The best and also weirdest question: what does Paris smell like? Most Parisian women have a signature perfume. And their city does too.

I’m curious and and obsessed with smells and odd questions, so I think about this a lot. With a whole month in Paris to settle in and explore, instead of the quick visits I’m used to, I’ve been soaking in as much as possible. Paris is a city full of sights and sounds and tastes too, but… the smells stay with me the most.

In the morning:

Fresh-baked, softly sugary pastries from the corner patisserie. The yeasty smell of rising bread in the cool air. Cigarettes and coffee as Parisians prepare to face their day. Plump chickens roasting and rotating in the windows of the butcher shops.

If it rained in the night, it smells cool and clean and a little decaying, like damp just-fallen leaves.

At night:

More cigarettes from the terraces of sidewalk cafes, where it’s time for an apéro or dinner or post-dinner coffee. There’s no wrong time in Paris to smoke.

The slightly sour, sticky smell of old beer as you brush past the sketchy corner tabac. A faint, and occasionally overwhelming, smell of bodies jammed together on the Metro (Parisians are decidedly not into deodorant).

The whiff of subtle but expensive perfume as a slender, black-clad woman in a huge scarf with artfully messy hair slides past you on the sidewalk.

In the rain:

Petrichor and damp and more cigarettes furtively smoked under an awning. Bark and leaves and earth.
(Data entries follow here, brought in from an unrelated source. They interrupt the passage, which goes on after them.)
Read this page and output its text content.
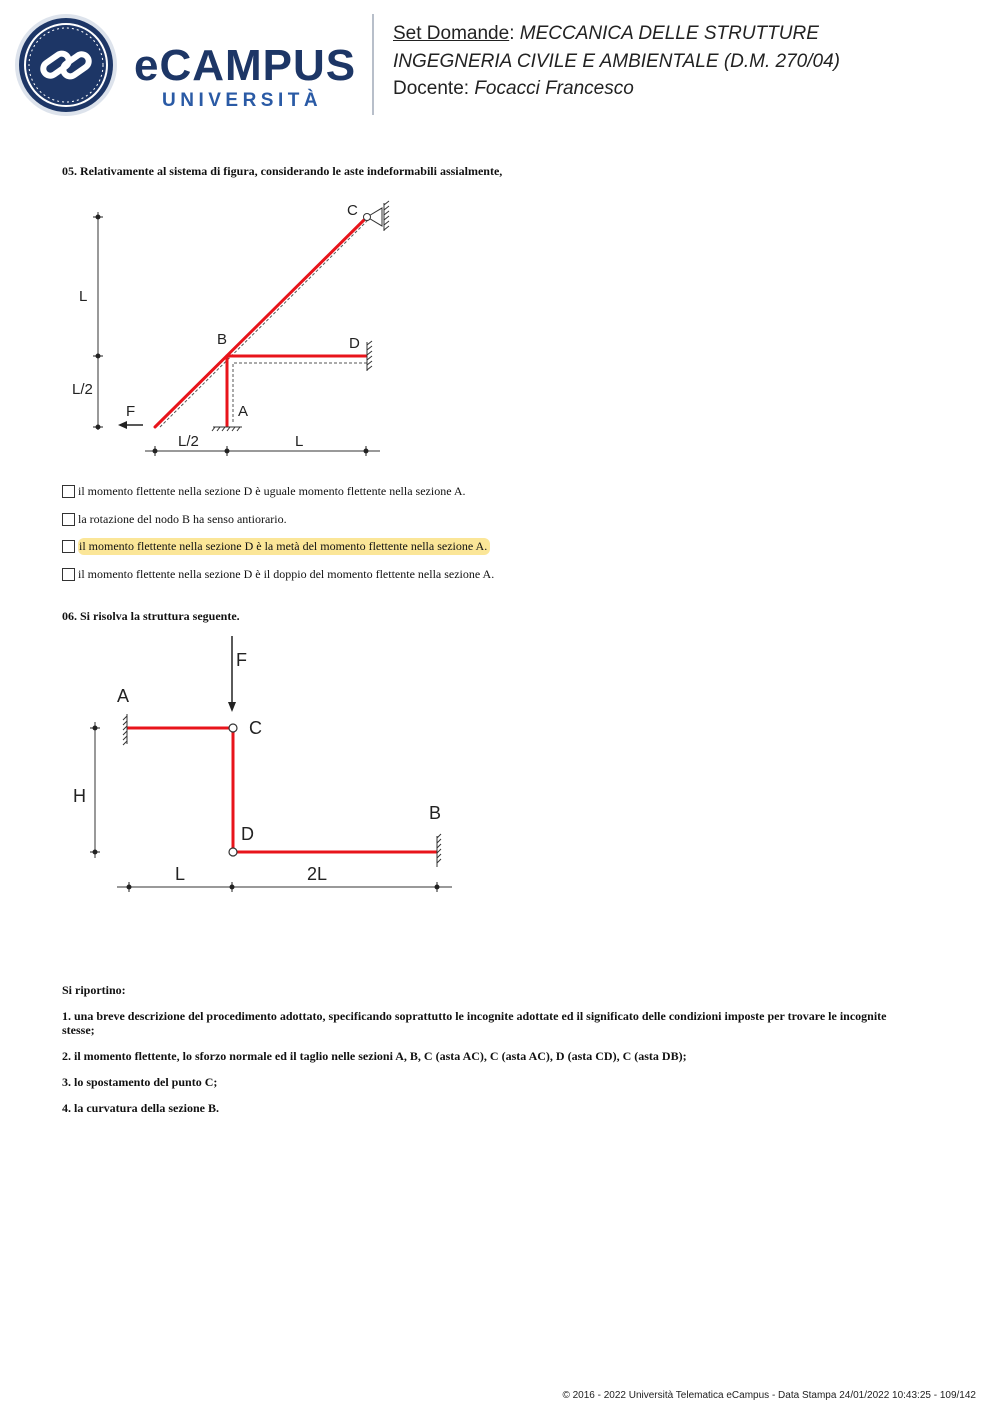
eCAMPUS
UNIVERSITÀ
Set Domande: MECCANICA DELLE STRUTTURE
INGEGNERIA CIVILE E AMBIENTALE (D.M. 270/04)
Docente: Focacci Francesco
05. Relativamente al sistema di figura, considerando le aste indeformabili assialmente,
C
B	D
A
F
L
L/2
L/2	L
il momento flettente nella sezione D è uguale momento flettente nella sezione A.
la rotazione del nodo B ha senso antiorario.
il momento flettente nella sezione D è la metà del momento flettente nella sezione A.
il momento flettente nella sezione D è il doppio del momento flettente nella sezione A.
06. Si risolva la struttura seguente.
F
A
C
H
D
B
L	2L
Si riportino:
1. una breve descrizione del procedimento adottato, specificando soprattutto le incognite adottate ed il significato delle condizioni imposte per trovare le incognite
stesse;
2. il momento flettente, lo sforzo normale ed il taglio nelle sezioni A, B, C (asta AC), C (asta AC), D (asta CD), C (asta DB);
3. lo spostamento del punto C;
4. la curvatura della sezione B.
© 2016 - 2022 Università Telematica eCampus - Data Stampa 24/01/2022 10:43:25 - 109/142
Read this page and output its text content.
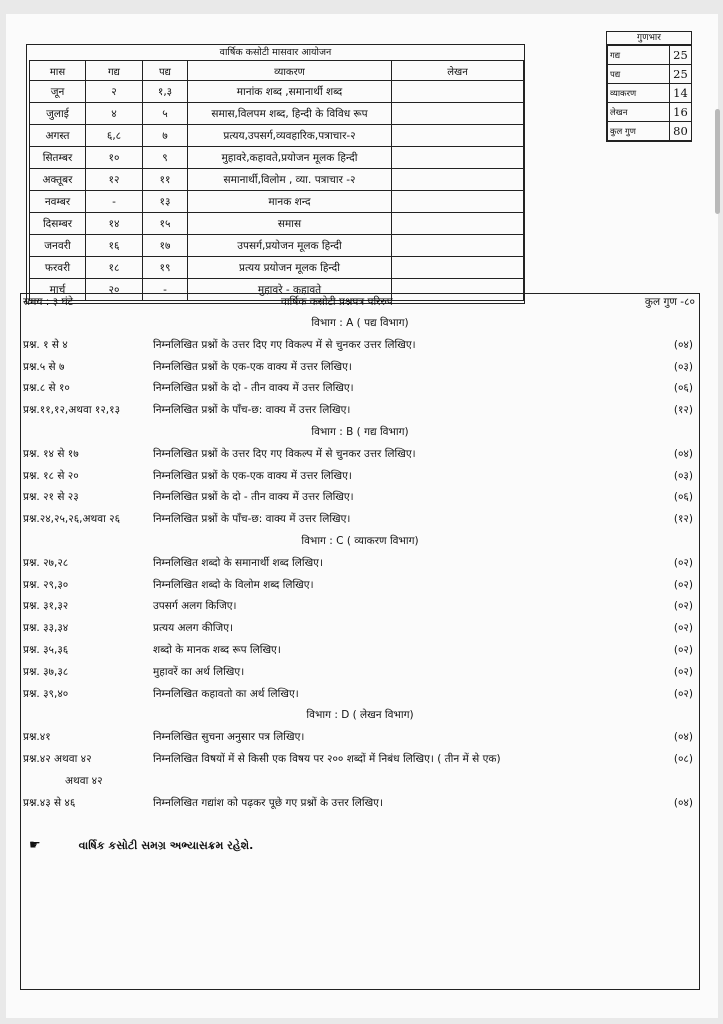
वार्षिक कसोटी मासवार आयोजन
मास	गद्य	पद्य	व्याकरण	लेखन
जून	२	१,३	मानांक शब्द ,समानार्थी शब्द	
जुलाई	४	५	समास,विलपम शब्द, हिन्दी के विविध रूप	
अगस्त	६,८	७	प्रत्यय,उपसर्ग,व्यवहारिक,पत्राचार-२	
सितम्बर	१०	९	मुहावरे,कहावते,प्रयोजन मूलक हिन्दी	
अक्तूबर	१२	११	समानार्थी,विलोम , व्या. पत्राचार -२	
नवम्बर	-	१३	मानक शन्द	
दिसम्बर	१४	१५	समास	
जनवरी	१६	१७	उपसर्ग,प्रयोजन मूलक हिन्दी	
फरवरी	१८	१९	प्रत्यय प्रयोजन मूलक हिन्दी	
मार्च	२०	-	मुहावरे - कहावते	
गुणभार
गद्य	25
पद्य	25
व्याकरण	14
लेखन	16
कुल गुण	80
समय : ३ घंटे	वार्षिक कसोटी प्रश्नपत्र परिरुप	कुल गुण -८०
विभाग : A ( पद्य विभाग)
प्रश्न. १ से ४	निम्नलिखित प्रश्नों के उत्तर दिए गए विकल्प में से चुनकर उत्तर लिखिए।	(०४)
प्रश्न.५ से ७	निम्नलिखित प्रश्नों के एक-एक वाक्य में उत्तर लिखिए।	(०३)
प्रश्न.८ से १०	निम्नलिखित प्रश्नों के दो - तीन वाक्य में उत्तर लिखिए।	(०६)
प्रश्न.११,१२,अथवा १२,१३	निम्नलिखित प्रश्नों के पाँच-छ: वाक्य में उत्तर लिखिए।	(१२)
विभाग : B ( गद्य विभाग)
प्रश्न. १४ से १७	निम्नलिखित प्रश्नों के उत्तर दिए गए विकल्प में से चुनकर उत्तर लिखिए।	(०४)
प्रश्न. १८ से २०	निम्नलिखित प्रश्नों के एक-एक वाक्य में उत्तर लिखिए।	(०३)
प्रश्न. २१ से २३	निम्नलिखित प्रश्नों के दो - तीन वाक्य में उत्तर लिखिए।	(०६)
प्रश्न.२४,२५,२६,अथवा २६	निम्नलिखित प्रश्नों के पाँच-छ: वाक्य में उत्तर लिखिए।	(१२)
विभाग : C ( व्याकरण विभाग)
प्रश्न. २७,२८	निम्नलिखित शब्दो के समानार्थी शब्द लिखिए।	(०२)
प्रश्न. २९,३०	निम्नलिखित शब्दो के विलोम शब्द लिखिए।	(०२)
प्रश्न. ३१,३२	उपसर्ग अलग किजिए।	(०२)
प्रश्न. ३३,३४	प्रत्यय अलग कीजिए।	(०२)
प्रश्न. ३५,३६	शब्दो के मानक शब्द रूप लिखिए।	(०२)
प्रश्न. ३७,३८	मुहावरें का अर्थ लिखिए।	(०२)
प्रश्न. ३९,४०	निम्नलिखित कहावतो का अर्थ लिखिए।	(०२)
विभाग : D ( लेखन विभाग)
प्रश्न.४१	निम्नलिखित सुचना अनुसार पत्र लिखिए।	(०४)
प्रश्न.४२ अथवा ४२	निम्नलिखित विषयों में से किसी एक विषय पर २०० शब्दों में निबंध लिखिए। ( तीन में से एक)	(०८)
अथवा ४२
प्रश्न.४३ से ४६	निम्नलिखित गद्यांश को पढ़कर पूछे गए प्रश्नों के उत्तर लिखिए।	(०४)
☛	વાર્ષિક કસોટી સમગ્ર અભ્યાસક્રમ રહેશે.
Damp dogs as they parade through the sidewalks.

Thick diesel fumes from the cars whipping through the black puddles on the street. The occasional whiff of flowers fragrant with raindrops from the sidewalk displays of the florists.

The inspiration for this random question comes from one of my favorite beauty bloggers, the wild and wonderful Cat Marnell. In her celebrity beauty interviews (which I would link to but the site where she wrote them is dead, dammit), she always described it as the best and creepiest question: what does so-and-so smell like?
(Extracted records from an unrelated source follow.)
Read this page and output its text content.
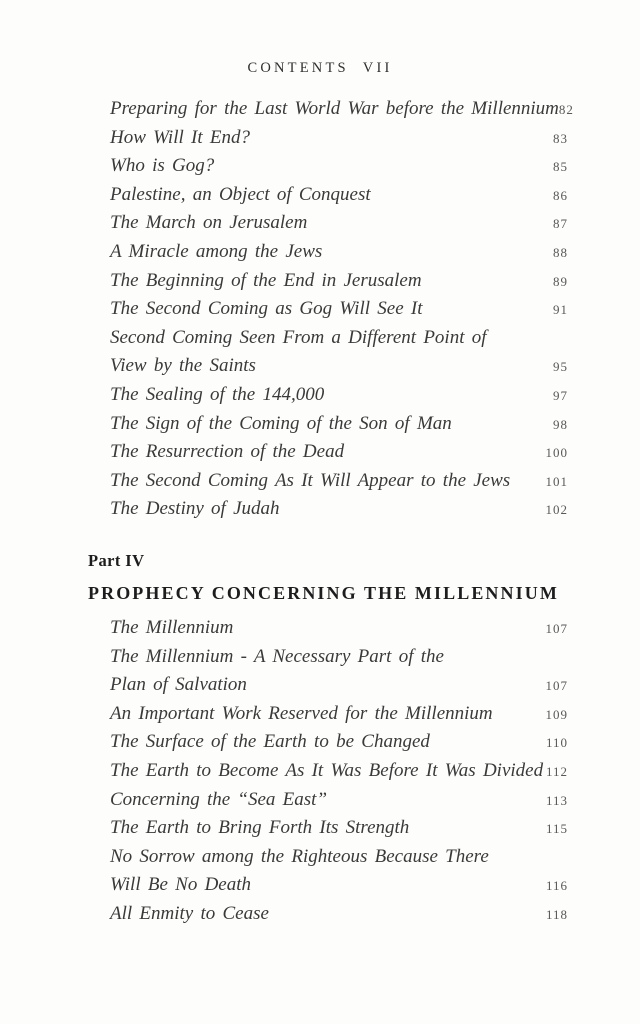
CONTENTS VII
Preparing for the Last World War before the Millennium 82
How Will It End?	83
Who is Gog?	85
Palestine, an Object of Conquest	86
The March on Jerusalem	87
A Miracle among the Jews	88
The Beginning of the End in Jerusalem	89
The Second Coming as Gog Will See It	91
Second Coming Seen From a Different Point of
View by the Saints	95
The Sealing of the 144,000	97
The Sign of the Coming of the Son of Man	98
The Resurrection of the Dead	100
The Second Coming As It Will Appear to the Jews	101
The Destiny of Judah	102
Part IV
PROPHECY CONCERNING THE MILLENNIUM
The Millennium	107
The Millennium - A Necessary Part of the
Plan of Salvation	107
An Important Work Reserved for the Millennium	109
The Surface of the Earth to be Changed	110
The Earth to Become As It Was Before It Was Divided 112
Concerning the “Sea East”	113
The Earth to Bring Forth Its Strength	115
No Sorrow among the Righteous Because There
Will Be No Death	116
All Enmity to Cease	118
And celebrities aren’t just people, either. For the bargain price of €132, you too can know exactly what the Ritz Paris smells like, and fill your home with the same rich amber scent.

A solo female traveler in a blue and black scarf sitting in the Places des Vosges park in Paris in the fall.
Taking in the smells of a Parisian park in autumn.

Smell is our strongest sense tied to memory. The smell of a just-lit cigarette is probably going to be for me what Proust’s tea-dunked madeleine was for him.